Drifting as a revolution of everyday life
Wandering around the city, drifting without destination, neither going to work nor properly consuming, was a waste of time in the temporal economy, in a society where “time is money.” Being an occupation that was unproductive of anything except encounters with other people and places, the drift became a transgression of the alienated world.
A “détourned” city
Détournement can be defined as a variation on a previous media work, in which the newly created one has a meaning that is antagonistic or antithetical to the original. A similar term more familiar to English speakers would be “turnabout” or “derailment”.
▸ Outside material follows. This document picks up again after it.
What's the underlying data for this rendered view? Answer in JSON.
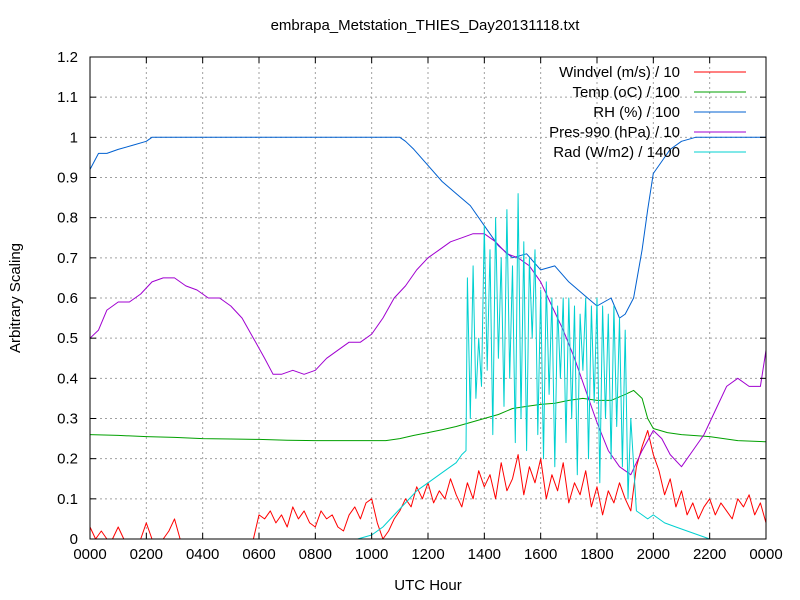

“The architectural complex will make plastic and emotional use of all sorts of détourned objects”.(Debord) The Situationists’ disregard for any conventional sense of “high” and “low”, for architectural decorum or uniformity, and their advocacy of a free mixing of architectural sources, had
extraordinary aesthetic implications.
Unitary Urbanism
The Situationists conceived a city constructed of grand situations, between which the inhabitants would drift, endlessly. Urban dynamics would no longer be driven by capital and bureaucracy, but by participation. This idea rejected the idealistic quest of fixed forms and permanent solutions that had been the basis of traditional town planning, considering “the urban environment as the terrain of a game in which one participates”, the city as a giant playground and architecture as a medium of social contact.
New Babylon's Structure
The city is raised on pilotis above nature and old cities, thus providing an extension of the Earth’s surface, a clean sheet for three-dimensional urban planning and growth.
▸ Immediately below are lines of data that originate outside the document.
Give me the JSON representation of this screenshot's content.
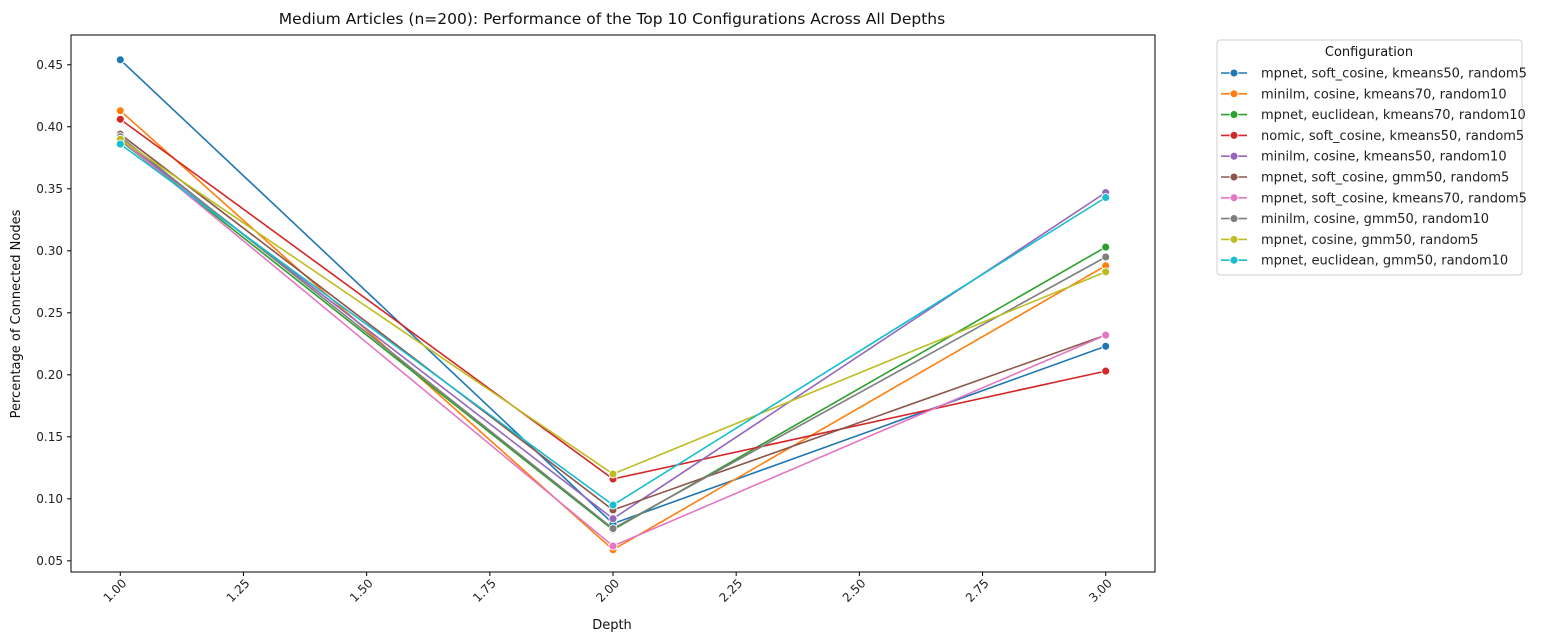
{
  "chart_data": {
    "type": "line",
    "title": "Medium Articles (n=200): Performance of the Top 10 Configurations Across All Depths",
    "xlabel": "Depth",
    "ylabel": "Percentage of Connected Nodes",
    "x": [
      1.0,
      2.0,
      3.0
    ],
    "xlim": [
      0.9,
      3.1
    ],
    "ylim": [
      0.041,
      0.474
    ],
    "xticks": [
      "1.00",
      "1.25",
      "1.50",
      "1.75",
      "2.00",
      "2.25",
      "2.50",
      "2.75",
      "3.00"
    ],
    "yticks": [
      "0.05",
      "0.10",
      "0.15",
      "0.20",
      "0.25",
      "0.30",
      "0.35",
      "0.40",
      "0.45"
    ],
    "grid": false,
    "legend": {
      "title": "Configuration",
      "placement": "outside-top-right"
    },
    "series": [
      {
        "name": "mpnet, soft_cosine, kmeans50, random5",
        "color": "#1f77b4",
        "values": [
          0.454,
          0.08,
          0.223
        ]
      },
      {
        "name": "minilm, cosine, kmeans70, random10",
        "color": "#ff7f0e",
        "values": [
          0.413,
          0.059,
          0.288
        ]
      },
      {
        "name": "mpnet, euclidean, kmeans70, random10",
        "color": "#2ca02c",
        "values": [
          0.389,
          0.075,
          0.303
        ]
      },
      {
        "name": "nomic, soft_cosine, kmeans50, random5",
        "color": "#d62728",
        "values": [
          0.406,
          0.116,
          0.203
        ]
      },
      {
        "name": "minilm, cosine, kmeans50, random10",
        "color": "#9467bd",
        "values": [
          0.39,
          0.084,
          0.347
        ]
      },
      {
        "name": "mpnet, soft_cosine, gmm50, random5",
        "color": "#8c564b",
        "values": [
          0.394,
          0.091,
          0.232
        ]
      },
      {
        "name": "mpnet, soft_cosine, kmeans70, random5",
        "color": "#e377c2",
        "values": [
          0.39,
          0.062,
          0.232
        ]
      },
      {
        "name": "minilm, cosine, gmm50, random10",
        "color": "#7f7f7f",
        "values": [
          0.392,
          0.076,
          0.295
        ]
      },
      {
        "name": "mpnet, cosine, gmm50, random5",
        "color": "#bcbd22",
        "values": [
          0.39,
          0.12,
          0.283
        ]
      },
      {
        "name": "mpnet, euclidean, gmm50, random10",
        "color": "#17becf",
        "values": [
          0.386,
          0.095,
          0.343
        ]
      }
    ]
  }
}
It is precariously suspended over entire cities and countries, making literal Debord and Jorn’s invocation of a “floating city”. It is also comparable to Yona Friedman’s spatial urbanism. It was based upon a system of movable partitions within a fixed framework, so that spaces could be constantly mounted and dismounted.
New Babylon’s utopian fun
The sovereignty of fun and leisure generated the plan of New Babylon.
New Babylon’s space frame was ideally suited to the creation of transitory, amorphous architecture, fantastic vistas and fertile space, ready for homo ludens to let his imagination run wild. Fun would not be a break from work or social normalcy; it was not something to be treated as a sinful diversion from work, nor a commodity peddled in specialized leisure centres.
Disorientation
Every space is temporal, nothing is recognizable, everything is discovery, everything changes, nothing can serve as a landmark; “the changing of landscape from one hour to the next will result in complete disorientation”. New Babylon was one immeasurable labyrinth, a “dynamic labyrinth” rather than a “classic labyrinth”. The disadvantage of the latter is that the subject is distracted by the fact that there is a destination, the centre. Moreover, the dynamic labyrinth would be determined by the users since they could choose their trajectories at the macrolevel, while retaining the option to reshape the labyrinth at microlevel using the mobile elements.
Conclusion
The movement, despite its lack of unity, had a great influence: orthodox modernism came to be regarded as practically inhuman. Strict zoning lost favour to mixed use, and many city centres became dominated by leisure use, even if it was of course a commercial rather than anarchic leisure. On the other hand, Situationists were unable to arrange their revolutionary devices (psychogeography, drift, détournement, constructed situations and unitary urbanism) into a coherent program, and also the program that they set themselves was so ambitious and uncompromising that it condemned itself to failure. Probably even most Situationists realized the near-impossibility of constructing truly Situationist architecture.